Com um século de exercício dessa prerrogativa – que sem nunca ter passado do âmbito estadual bastou para desinfetar todo o sistema – os americanos, enquanto iam filtrando o joio do trigo, foram-se equipando, de reforma em reforma, de um ferramental cada vez mais amplo de intervenção direta no processo político que hoje lhes permite decidir no voto, sem pedir licença a ninguém, tudo que nós vivemos rezando para os nossos políticos fazerem ou deixarem de fazer por inspiração do Bom Jesus da Lapa.
Que impostos concordam em pagar; que quantidade de dívida cada governo pode emitir; qual o salário e as obrigações dos servidores; quem continua ou não empregado do Estado; qual a pena para cada crime no Código Penal; leis de inciativa popular que o legislador não pode modificar; poder de veto a leis aprovadas pelo Legislativo; confirmação ou não do juiz de cada circunscrição a cada quatro anos; revisões periódicas obrigatórias de constituições estaduais; escolha de diretores, currículos e professores das escolas públicas, tudo isso e muito mais é decidido diretamente no voto e entra ou sai da lista de questões incluídas nas cédulas de cada eleição por iniciativa de quem vota e não de quem é votado.

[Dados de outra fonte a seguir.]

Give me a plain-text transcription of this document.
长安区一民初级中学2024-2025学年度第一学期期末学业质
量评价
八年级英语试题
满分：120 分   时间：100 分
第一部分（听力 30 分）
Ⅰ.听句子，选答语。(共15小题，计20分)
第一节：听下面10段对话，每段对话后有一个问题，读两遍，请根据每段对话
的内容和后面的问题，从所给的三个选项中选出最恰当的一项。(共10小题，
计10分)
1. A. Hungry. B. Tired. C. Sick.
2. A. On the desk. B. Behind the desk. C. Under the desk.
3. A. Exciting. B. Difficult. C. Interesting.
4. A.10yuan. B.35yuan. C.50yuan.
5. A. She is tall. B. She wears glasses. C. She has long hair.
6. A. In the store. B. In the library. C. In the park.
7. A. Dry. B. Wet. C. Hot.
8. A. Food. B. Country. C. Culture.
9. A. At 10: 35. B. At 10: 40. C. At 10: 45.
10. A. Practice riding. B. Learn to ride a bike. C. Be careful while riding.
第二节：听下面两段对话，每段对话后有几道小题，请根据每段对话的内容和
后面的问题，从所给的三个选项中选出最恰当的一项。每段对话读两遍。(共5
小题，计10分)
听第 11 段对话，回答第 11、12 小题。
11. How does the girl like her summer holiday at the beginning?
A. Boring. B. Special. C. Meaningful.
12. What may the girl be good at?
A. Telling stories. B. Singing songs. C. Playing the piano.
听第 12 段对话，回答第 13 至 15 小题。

Democracia é isso. O resto é tapeação.
Ao fazer da facilitação das correções sucessivas de rumo o padrão do seu sistema num mundo travado pela burocracia a serviço do privilegio os Estados Unidos decolaram para o futuro. Essa nossa montanha de entulho institucional cheirando a idade média não dá mais remendo. O teste da História comprova que só ha uma maneira de construir um país “user friendly”: é as instituições passarem a ser definidas passo a passo pelos seus próprios usuários. E assim que isso começa a acontecer no elo primário da cadeia que é o município, todo o resto do sistema se vai ajustando pelo novo gabarito.
É um objetivo perfeitamente alcançável mesmo num sistema tão emperrado quanto o nosso. Apresentar cotidianamente à massa dos brasileiros o espetáculo da democracia em funcionamento onde ela de fato existe seria um poderoso acelerador. Mas ainda que a imprensa siga até o fim dos tempos tomando Brasília pelo Brasil e colocando ambos fora do mundo a rua pode conquistar sozinha esse direito fundamental à ultima palavra nas decisões que afetam o seu destino que define a democracia moderna. Tudo que é necessário é foco e persistência.